La luz parpadeante de los faroles proyecta un resplandor cálido sobre las viejas vigas de madera de la Taberna Wyrmwood, un santuario para los cansados y los errantes. Afuera, los vientos aullantes azotan los árboles retorcidos del bosque que la rodea, cuyas ramas nudosas se asemejan a dedos esqueléticos que intentan alcanzar la luna. El aire está cargado con el aroma de carne asada y cerveza especiada, mezclado con un matiz de algo más siniestro: un dejo de azufre que habla de las oscuras criaturas que, según se dice, merodean por el bosque.

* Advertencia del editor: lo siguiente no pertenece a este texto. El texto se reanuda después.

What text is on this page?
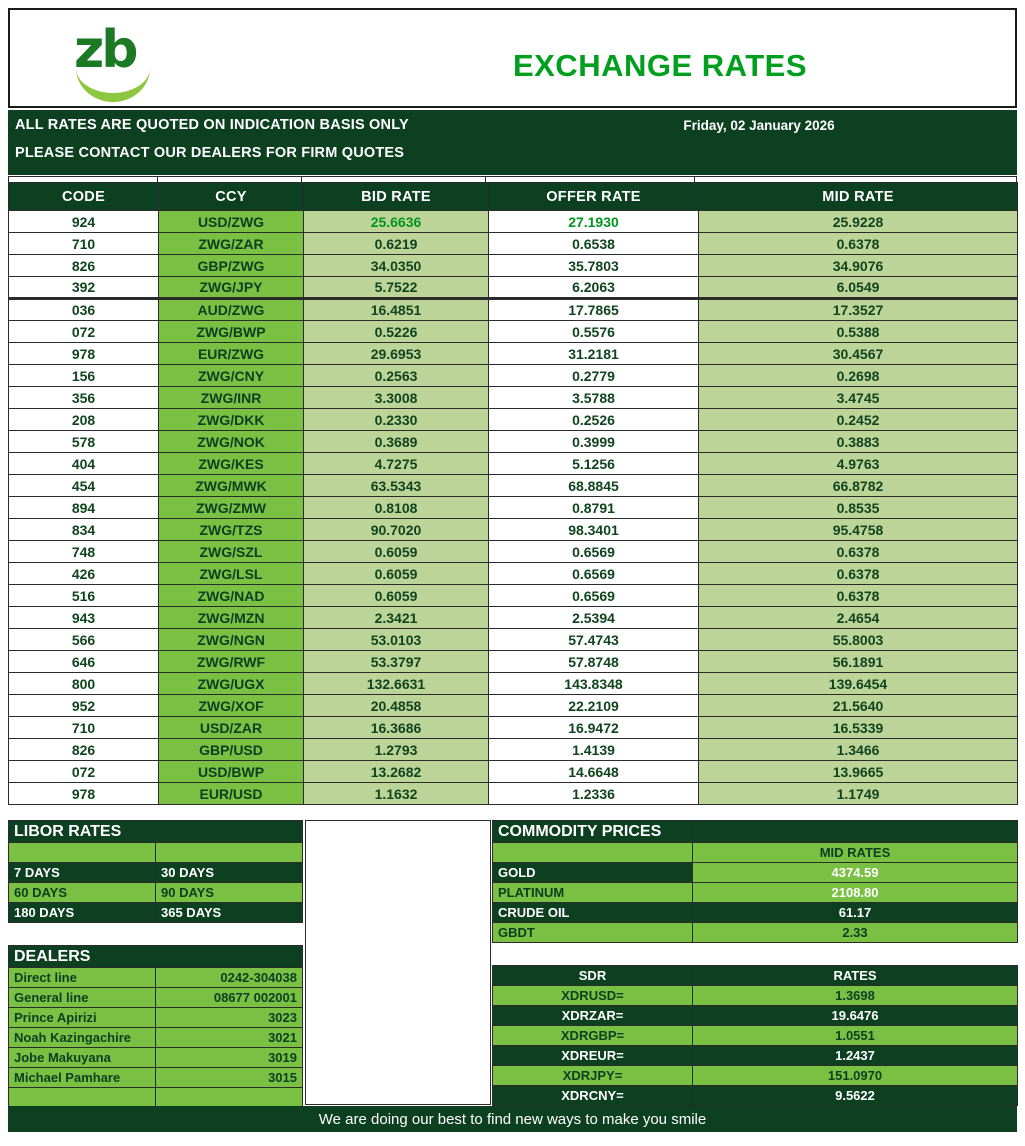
zb	EXCHANGE RATES
ALL RATES ARE QUOTED ON INDICATION BASIS ONLY
PLEASE CONTACT OUR DEALERS FOR FIRM QUOTES
Friday, 02 January 2026
CODE	CCY	BID RATE	OFFER RATE	MID RATE
924	USD/ZWG	25.6636	27.1930	25.9228
710	ZWG/ZAR	0.6219	0.6538	0.6378
826	GBP/ZWG	34.0350	35.7803	34.9076
392	ZWG/JPY	5.7522	6.2063	6.0549
036	AUD/ZWG	16.4851	17.7865	17.3527
072	ZWG/BWP	0.5226	0.5576	0.5388
978	EUR/ZWG	29.6953	31.2181	30.4567
156	ZWG/CNY	0.2563	0.2779	0.2698
356	ZWG/INR	3.3008	3.5788	3.4745
208	ZWG/DKK	0.2330	0.2526	0.2452
578	ZWG/NOK	0.3689	0.3999	0.3883
404	ZWG/KES	4.7275	5.1256	4.9763
454	ZWG/MWK	63.5343	68.8845	66.8782
894	ZWG/ZMW	0.8108	0.8791	0.8535
834	ZWG/TZS	90.7020	98.3401	95.4758
748	ZWG/SZL	0.6059	0.6569	0.6378
426	ZWG/LSL	0.6059	0.6569	0.6378
516	ZWG/NAD	0.6059	0.6569	0.6378
943	ZWG/MZN	2.3421	2.5394	2.4654
566	ZWG/NGN	53.0103	57.4743	55.8003
646	ZWG/RWF	53.3797	57.8748	56.1891
800	ZWG/UGX	132.6631	143.8348	139.6454
952	ZWG/XOF	20.4858	22.2109	21.5640
710	USD/ZAR	16.3686	16.9472	16.5339
826	GBP/USD	1.2793	1.4139	1.3466
072	USD/BWP	13.2682	14.6648	13.9665
978	EUR/USD	1.1632	1.2336	1.1749
LIBOR RATES	

7 DAYS	30 DAYS
60 DAYS	90 DAYS
180 DAYS	365 DAYS
COMMODITY PRICES	
	MID RATES
GOLD	4374.59
PLATINUM	2108.80
CRUDE OIL	61.17
GBDT	2.33
DEALERS	
Direct line	0242-304038
General line	08677 002001
Prince Apirizi	3023
Noah Kazingachire	3021
Jobe Makuyana	3019
Michael Pamhare	3015

SDR	RATES
XDRUSD=	1.3698
XDRZAR=	19.6476
XDRGBP=	1.0551
XDREUR=	1.2437
XDRJPY=	151.0970
XDRCNY=	9.5622
We are doing our best to find new ways to make you smile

Empujas la pesada puerta de roble, cuyo chirrido resuena por toda la bulliciosa taberna. Un coro de risas y tintineo de jarras te da la bienvenida, pero bajo la superficie jovial, una inquietud cuelga como una niebla. Los parroquianos de la taberna —granjeros, cazadores y algún que otro pícaro— te observan con curiosidad mientras te abres paso hasta la barra, tus botas resonando contra el suelo de piedra.
«¡Ah, carne fresca!» truena una voz profunda desde detrás del mostrador. Te giras y ves a Gorak, el corpulento tabernero, secándose las manos en un delantal manchado. «¿Qué va a ser? ¿Cerveza, hidromiel o algo más fuerte para ahogar las sombras?»